LATS was evaluated over varying domains, from programming tasks to multi-hop question answering on the HotPotQA benchmark, and complex web navigation in WebShop. Results suggest significant improvements over existing approaches like ReAct, CoT, and RAP, using the same baseline LLMs.

Programming and QA Tasks

In programming tasks measured by the HumanEval dataset, LATS achieved a pass@1 rate of 94.4% with GPT-4, setting new benchmarks by outperforming previous methods. Meanwhile, in HotPotQA, LATS exhibited a 75.9 average score leveraging GPT-3.5, indicating superior reasoning and decision-making integration within LLMs.

Engagement with Interactive Environments

LATS also demonstrated notable performance in WebShop environments, achieving enhanced task scores and success rates. The ability to incorporate both web search and API calls as acting strategies highlights its adaptability to dynamic, information-rich contexts that extend beyond scripted interactions.

Figure 3: Ablation results on LATS and baseline variants in HotPotQA, indicating various configurations and impact on exact match rates. We sample n=5 and k=50 trajectories.

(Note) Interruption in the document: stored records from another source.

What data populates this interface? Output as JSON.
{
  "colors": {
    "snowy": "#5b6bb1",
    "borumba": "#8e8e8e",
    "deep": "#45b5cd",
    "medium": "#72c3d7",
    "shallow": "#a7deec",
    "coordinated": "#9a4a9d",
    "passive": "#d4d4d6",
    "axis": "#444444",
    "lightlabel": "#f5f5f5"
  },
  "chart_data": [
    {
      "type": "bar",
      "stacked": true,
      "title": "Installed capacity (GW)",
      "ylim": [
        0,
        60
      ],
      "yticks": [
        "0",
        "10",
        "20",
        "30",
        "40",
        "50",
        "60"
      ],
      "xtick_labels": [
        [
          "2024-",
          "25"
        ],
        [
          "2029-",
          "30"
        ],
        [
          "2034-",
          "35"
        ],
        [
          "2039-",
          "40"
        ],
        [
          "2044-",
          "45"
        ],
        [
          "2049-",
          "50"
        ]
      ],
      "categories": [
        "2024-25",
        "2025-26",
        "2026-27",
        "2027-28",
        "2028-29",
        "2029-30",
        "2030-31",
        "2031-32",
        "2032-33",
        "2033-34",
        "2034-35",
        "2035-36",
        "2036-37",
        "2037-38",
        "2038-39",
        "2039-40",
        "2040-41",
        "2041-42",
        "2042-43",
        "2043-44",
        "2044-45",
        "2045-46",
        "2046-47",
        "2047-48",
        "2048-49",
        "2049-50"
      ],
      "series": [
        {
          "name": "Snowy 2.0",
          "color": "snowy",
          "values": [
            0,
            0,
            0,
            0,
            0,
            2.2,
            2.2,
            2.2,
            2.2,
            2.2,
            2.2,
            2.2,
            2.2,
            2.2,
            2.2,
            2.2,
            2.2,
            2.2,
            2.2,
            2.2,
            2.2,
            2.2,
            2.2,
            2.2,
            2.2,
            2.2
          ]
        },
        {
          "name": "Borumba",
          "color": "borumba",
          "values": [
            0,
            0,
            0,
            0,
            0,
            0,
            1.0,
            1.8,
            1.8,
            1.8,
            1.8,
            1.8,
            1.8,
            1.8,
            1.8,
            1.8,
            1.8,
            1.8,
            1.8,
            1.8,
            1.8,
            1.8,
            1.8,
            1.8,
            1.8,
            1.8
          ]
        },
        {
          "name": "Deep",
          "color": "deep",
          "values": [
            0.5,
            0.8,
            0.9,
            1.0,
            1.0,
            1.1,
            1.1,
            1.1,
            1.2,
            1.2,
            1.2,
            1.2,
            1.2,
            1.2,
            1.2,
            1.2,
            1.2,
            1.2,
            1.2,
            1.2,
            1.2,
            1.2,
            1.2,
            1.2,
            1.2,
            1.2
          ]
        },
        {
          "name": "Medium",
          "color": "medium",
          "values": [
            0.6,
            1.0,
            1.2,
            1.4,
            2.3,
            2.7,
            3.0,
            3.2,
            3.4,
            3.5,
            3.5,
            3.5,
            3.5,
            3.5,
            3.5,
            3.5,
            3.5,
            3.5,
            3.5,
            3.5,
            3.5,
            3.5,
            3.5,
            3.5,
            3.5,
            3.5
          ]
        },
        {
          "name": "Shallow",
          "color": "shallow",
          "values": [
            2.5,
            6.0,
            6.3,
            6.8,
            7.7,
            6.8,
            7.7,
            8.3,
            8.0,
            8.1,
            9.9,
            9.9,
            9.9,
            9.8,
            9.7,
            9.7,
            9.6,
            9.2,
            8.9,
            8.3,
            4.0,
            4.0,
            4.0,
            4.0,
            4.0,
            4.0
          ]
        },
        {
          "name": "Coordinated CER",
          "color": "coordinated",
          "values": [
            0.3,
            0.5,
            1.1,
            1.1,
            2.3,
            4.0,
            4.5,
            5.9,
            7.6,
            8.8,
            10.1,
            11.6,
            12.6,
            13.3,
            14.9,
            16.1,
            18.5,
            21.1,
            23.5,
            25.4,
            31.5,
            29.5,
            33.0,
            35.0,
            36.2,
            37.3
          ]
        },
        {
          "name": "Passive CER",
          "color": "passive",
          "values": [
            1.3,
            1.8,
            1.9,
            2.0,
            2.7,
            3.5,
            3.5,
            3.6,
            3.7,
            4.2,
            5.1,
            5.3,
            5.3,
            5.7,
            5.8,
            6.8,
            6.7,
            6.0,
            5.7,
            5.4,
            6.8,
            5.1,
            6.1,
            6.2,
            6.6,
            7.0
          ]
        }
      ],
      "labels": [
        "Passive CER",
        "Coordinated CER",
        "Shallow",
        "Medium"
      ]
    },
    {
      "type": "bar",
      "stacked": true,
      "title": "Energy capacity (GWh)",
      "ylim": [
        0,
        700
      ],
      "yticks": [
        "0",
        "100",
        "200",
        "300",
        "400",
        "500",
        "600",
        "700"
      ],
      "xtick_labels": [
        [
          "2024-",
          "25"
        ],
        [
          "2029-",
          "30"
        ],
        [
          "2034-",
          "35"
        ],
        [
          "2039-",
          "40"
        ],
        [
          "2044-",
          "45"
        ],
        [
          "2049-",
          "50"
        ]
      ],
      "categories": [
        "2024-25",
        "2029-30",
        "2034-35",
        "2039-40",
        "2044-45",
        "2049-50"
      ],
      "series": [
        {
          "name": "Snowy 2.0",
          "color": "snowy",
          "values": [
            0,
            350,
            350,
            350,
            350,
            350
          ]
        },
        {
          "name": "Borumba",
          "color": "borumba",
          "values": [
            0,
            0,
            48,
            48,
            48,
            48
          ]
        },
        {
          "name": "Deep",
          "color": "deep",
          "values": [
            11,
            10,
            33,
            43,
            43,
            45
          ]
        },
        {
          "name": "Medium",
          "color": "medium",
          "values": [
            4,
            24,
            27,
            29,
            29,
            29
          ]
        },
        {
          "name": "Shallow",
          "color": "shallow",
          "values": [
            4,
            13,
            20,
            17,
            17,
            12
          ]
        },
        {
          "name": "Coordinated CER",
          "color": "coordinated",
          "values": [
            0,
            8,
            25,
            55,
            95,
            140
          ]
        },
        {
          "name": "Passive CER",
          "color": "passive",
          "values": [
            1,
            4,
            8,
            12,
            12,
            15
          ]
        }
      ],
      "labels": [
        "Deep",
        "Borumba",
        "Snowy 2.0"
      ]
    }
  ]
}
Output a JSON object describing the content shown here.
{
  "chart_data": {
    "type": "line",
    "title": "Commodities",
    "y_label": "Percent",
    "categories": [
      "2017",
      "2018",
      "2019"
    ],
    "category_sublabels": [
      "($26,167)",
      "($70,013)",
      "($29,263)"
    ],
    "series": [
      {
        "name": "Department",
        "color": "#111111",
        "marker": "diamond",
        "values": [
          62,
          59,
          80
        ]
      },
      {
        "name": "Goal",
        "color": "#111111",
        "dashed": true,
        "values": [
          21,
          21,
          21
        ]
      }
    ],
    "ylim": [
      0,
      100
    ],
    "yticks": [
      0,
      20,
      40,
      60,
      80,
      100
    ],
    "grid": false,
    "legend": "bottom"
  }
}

Implications and Future Directions

The introduction of LATS broadens the applicability of LLMs in real-world situations requiring adaptive reasoning and planning. Its design allows for greater exploration space in problem-solving, notably moving beyond the static response patterns of earlier models. Future work may focus on optimizing computational efficiency and extending LATS to even more complex open-world tasks, potentially integrating richer modalities and diverse input sources.

Conclusion

The proposed LATS framework represents a significant methodological advancement in the deployment of LLMs for reasoning and decision-making. By pioneering an approach that harmoniously combines reasoning, acting, and planning, LATS lays foundational work toward creating more autonomous, intelligently guided LLMs for an extensive array of applications. The framework's success across multiple domains indicates its robustness and sets the stage for further research in enhancing the decision-making capabilities of AI agents powered by LLMs.